和LangGraph一样,MAF的Workflow也是基于Checkpointing机制来实现持久化的。Checkpointing允许您在Workflow执行过程中的特定点保存其状态,并在之后从这些点恢复执行。此功能在以下场景中尤其有用:
- 长时间运行的Workflow,需要避免因故障而丢失进度;
- 长时间运行的Workflow,需要暂停并在稍后恢复执行;
- 需要定期保存状态以进行审计或合规性审查的Workflow;
- 需要在不同环境或实例之间迁移的Workflow;
Workflow是Superstep执行的。如果作为执行环境的InprocessExecutionEnvironment开启了Checkpointing功能,指定的Checkpointer会在Superstep结束后或者因为某些原因导致Superstep中断时创建Checkpoint,并进行存储。
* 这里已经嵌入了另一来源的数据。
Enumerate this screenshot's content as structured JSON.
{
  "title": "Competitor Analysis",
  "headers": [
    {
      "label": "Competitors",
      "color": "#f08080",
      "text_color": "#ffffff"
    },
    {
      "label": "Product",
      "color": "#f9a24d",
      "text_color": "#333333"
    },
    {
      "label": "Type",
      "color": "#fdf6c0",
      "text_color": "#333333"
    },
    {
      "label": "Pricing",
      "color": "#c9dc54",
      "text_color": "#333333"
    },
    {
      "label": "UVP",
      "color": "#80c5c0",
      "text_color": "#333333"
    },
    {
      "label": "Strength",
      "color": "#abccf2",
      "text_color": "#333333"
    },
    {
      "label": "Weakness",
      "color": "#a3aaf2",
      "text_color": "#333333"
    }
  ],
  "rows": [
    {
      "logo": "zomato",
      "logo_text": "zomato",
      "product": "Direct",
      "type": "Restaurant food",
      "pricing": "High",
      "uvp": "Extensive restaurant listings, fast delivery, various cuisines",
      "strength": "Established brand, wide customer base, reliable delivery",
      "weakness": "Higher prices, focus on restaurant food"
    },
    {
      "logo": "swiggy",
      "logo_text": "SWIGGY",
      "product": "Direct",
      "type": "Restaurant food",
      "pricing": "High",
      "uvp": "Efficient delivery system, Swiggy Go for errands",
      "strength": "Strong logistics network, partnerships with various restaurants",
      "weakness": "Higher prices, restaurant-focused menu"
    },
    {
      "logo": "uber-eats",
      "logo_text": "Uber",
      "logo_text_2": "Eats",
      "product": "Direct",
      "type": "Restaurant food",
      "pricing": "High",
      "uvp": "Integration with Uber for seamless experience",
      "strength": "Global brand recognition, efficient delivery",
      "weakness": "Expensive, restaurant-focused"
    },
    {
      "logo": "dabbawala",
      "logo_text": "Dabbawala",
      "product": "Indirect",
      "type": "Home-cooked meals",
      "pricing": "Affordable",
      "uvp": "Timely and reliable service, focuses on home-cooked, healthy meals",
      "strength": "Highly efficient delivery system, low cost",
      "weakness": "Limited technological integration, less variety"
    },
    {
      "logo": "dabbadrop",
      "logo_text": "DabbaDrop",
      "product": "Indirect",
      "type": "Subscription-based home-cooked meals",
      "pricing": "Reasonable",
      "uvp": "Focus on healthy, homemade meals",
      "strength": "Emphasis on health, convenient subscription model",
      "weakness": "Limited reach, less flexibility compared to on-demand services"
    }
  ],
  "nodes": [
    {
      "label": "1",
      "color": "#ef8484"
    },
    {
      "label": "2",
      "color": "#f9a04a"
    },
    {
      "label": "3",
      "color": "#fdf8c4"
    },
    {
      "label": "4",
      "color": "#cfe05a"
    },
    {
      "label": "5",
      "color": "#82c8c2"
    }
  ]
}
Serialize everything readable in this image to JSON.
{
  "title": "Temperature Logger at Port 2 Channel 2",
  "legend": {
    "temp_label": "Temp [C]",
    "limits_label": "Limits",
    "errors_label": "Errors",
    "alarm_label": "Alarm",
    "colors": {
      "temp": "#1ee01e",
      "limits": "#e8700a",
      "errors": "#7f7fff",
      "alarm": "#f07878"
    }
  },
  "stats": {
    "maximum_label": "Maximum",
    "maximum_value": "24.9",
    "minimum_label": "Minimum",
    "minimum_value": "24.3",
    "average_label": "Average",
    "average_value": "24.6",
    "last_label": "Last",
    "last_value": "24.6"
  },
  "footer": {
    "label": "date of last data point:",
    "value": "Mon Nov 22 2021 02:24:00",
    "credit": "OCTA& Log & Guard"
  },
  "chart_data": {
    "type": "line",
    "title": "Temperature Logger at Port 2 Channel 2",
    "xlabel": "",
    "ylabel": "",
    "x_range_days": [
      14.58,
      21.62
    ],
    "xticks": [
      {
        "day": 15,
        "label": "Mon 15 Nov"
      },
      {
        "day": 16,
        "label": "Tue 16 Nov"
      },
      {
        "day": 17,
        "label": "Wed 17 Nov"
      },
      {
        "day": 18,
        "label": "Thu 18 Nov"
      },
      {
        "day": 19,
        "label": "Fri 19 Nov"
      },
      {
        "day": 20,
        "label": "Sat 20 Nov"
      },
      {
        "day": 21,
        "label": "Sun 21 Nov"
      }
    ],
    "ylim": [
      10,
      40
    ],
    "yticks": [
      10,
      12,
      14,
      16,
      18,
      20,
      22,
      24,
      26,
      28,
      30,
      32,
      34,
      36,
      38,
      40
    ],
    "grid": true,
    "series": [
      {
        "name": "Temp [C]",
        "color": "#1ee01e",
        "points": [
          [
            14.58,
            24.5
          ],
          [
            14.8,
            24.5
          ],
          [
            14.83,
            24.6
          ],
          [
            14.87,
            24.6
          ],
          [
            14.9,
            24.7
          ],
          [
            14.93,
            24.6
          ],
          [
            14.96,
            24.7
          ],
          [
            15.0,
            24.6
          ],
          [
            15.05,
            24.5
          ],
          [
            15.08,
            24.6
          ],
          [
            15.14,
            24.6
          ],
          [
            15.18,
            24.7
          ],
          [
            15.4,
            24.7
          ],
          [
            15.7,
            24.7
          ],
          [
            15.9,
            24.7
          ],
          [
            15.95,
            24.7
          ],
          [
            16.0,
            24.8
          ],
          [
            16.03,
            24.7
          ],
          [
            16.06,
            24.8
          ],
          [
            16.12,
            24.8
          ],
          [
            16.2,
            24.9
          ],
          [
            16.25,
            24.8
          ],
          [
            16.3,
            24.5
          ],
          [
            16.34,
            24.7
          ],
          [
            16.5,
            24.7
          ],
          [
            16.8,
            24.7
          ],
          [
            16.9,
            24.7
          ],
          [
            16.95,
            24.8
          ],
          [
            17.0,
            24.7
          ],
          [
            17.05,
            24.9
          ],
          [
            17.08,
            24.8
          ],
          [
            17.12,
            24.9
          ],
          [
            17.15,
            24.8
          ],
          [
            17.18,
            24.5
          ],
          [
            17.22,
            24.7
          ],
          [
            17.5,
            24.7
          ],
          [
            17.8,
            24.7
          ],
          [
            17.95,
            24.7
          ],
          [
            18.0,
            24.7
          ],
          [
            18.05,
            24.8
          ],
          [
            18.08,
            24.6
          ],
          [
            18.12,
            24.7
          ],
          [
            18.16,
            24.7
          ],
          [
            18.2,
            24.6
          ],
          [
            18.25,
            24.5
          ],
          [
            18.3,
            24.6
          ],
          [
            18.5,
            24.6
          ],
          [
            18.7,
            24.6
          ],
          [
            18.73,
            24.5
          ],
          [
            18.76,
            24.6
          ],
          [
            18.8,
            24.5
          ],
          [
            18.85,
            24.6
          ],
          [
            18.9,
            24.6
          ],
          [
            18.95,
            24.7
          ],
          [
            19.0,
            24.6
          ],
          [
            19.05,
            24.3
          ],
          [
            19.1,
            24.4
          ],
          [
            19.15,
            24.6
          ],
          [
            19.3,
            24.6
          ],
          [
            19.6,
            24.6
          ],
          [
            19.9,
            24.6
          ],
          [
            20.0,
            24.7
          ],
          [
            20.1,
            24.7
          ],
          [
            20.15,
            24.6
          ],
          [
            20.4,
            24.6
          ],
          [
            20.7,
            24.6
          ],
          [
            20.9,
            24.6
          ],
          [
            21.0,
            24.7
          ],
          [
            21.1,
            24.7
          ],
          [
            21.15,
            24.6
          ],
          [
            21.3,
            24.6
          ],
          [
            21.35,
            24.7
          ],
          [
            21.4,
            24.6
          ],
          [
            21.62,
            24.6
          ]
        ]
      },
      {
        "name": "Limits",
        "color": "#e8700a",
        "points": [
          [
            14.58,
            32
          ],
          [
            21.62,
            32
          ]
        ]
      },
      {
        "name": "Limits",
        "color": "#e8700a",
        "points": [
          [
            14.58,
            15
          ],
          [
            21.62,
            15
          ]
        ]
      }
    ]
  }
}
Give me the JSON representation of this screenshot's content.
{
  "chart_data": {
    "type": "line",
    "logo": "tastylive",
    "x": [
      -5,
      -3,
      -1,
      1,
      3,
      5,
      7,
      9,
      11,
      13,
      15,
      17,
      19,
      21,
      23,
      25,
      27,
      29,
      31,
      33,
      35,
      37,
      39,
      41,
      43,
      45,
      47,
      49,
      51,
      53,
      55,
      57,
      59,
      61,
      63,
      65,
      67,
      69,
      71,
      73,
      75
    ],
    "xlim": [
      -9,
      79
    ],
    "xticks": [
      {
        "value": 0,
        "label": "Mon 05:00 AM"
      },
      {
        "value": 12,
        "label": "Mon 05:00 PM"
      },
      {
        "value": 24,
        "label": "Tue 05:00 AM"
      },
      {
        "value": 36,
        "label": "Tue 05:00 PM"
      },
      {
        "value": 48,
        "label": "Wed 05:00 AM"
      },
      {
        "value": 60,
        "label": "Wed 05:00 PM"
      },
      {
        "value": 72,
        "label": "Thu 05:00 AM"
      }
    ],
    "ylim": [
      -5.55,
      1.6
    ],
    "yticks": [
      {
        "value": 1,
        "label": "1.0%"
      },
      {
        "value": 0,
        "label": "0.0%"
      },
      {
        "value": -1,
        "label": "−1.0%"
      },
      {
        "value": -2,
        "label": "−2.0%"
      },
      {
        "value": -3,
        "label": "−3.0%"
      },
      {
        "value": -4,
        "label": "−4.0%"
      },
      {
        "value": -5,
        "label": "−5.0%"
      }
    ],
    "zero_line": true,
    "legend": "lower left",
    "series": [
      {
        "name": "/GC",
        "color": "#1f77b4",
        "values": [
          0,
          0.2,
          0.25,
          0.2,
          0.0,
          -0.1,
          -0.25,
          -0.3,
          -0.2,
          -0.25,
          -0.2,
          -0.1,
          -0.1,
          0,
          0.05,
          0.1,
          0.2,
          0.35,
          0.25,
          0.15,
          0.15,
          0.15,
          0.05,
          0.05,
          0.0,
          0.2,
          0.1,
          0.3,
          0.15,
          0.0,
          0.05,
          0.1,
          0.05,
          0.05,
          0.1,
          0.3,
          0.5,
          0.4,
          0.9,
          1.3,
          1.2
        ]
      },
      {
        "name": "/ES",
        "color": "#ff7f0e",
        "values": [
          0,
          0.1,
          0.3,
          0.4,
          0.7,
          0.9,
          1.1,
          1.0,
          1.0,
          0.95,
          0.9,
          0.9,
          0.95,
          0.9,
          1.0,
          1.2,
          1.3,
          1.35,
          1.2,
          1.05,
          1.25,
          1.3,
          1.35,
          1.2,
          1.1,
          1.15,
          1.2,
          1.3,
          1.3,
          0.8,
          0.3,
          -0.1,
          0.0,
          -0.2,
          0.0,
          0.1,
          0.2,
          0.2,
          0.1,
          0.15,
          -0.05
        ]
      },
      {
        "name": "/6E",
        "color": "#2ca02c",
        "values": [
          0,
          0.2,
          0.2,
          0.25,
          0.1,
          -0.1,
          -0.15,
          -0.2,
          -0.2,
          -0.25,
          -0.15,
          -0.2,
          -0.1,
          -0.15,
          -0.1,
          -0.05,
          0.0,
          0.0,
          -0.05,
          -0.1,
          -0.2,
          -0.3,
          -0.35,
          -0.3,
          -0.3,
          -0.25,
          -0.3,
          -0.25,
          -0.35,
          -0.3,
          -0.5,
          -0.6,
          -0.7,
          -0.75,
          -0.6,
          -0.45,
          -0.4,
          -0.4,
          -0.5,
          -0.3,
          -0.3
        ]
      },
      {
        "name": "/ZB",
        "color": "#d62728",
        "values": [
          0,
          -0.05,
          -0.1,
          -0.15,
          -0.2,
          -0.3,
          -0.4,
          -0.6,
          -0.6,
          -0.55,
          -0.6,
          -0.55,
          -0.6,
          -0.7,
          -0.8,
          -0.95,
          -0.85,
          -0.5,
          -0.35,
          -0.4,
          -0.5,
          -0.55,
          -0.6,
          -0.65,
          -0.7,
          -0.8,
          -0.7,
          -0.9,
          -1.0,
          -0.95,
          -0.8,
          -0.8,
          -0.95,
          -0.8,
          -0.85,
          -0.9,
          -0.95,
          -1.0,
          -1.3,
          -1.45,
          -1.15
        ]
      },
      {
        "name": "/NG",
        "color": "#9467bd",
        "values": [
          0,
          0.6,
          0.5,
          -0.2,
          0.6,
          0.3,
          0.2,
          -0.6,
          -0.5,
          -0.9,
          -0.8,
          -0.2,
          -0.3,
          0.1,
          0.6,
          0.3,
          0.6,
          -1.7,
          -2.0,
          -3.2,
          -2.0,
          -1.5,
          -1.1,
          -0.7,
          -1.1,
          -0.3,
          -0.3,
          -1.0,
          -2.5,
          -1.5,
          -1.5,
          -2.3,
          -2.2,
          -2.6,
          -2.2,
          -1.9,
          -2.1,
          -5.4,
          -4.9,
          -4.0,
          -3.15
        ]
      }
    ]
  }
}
1. 捕获Checkpoint和基于Checkpoint的恢复执行
在正式介绍MAF基于Checkpointing的持久化机制之前,我们先利用一个简单的来演示一下如何利用事件迭代的方式收集基于Superstep生成的Checkpoint。Checkpoint存储了某个Superstep正常结束或者因某些情况中断时的Workflow状态,我们可以利用某个Checkpoint从这个时间点重放Workflow的执行过程。
1.1 编排工作流
我们构建的Workflow的所有节点都采用如下这个的SimpleExecutor类型。如代码片段所示,为了跟踪组成Workflow的每个Executor的执行情况,我们在控制台输出了Executor被调用的消息。为了后面演示针对共享状态的持久化,我们调用了IWorkflowContext的QueueStateUpdateAsync方法以Is{ExecutorId}Invoked为Key,tracking为Scope写入了一个状态。
internal partial class SimpleExecutor(string id) : Executor(id)
{
[MessageHandler]
public async ValueTask<string> HandleAsync(string input, IWorkflowContext context)
{
await Task.Delay(10);
Console.WriteLine($"Executor {Id} is invoked");
await context.QueueStateUpdateAsync(key: $"Is{Id}Invoked", value: true, scopeName: "tracking");
return Id;
}
}
我们指定不同的ID(“foo”, “bar”, “baz”, “qux”, “quux”)来创建五个SimpleExecutor对象,并将它们按照如下的方式编排成一个Workflow。
var executors = new string[] { "foo", "bar", "baz", "qux", "quux" }
.ToDictionary(it => it, it => new SimpleExecutor(it));
var workflow = new WorkflowBuilder(executors["foo"])
.AddFanOutEdge(executors["foo"], [executors["bar"], executors["baz"]],label:"fan-out")
.AddEdge(executors["bar"], executors["qux"])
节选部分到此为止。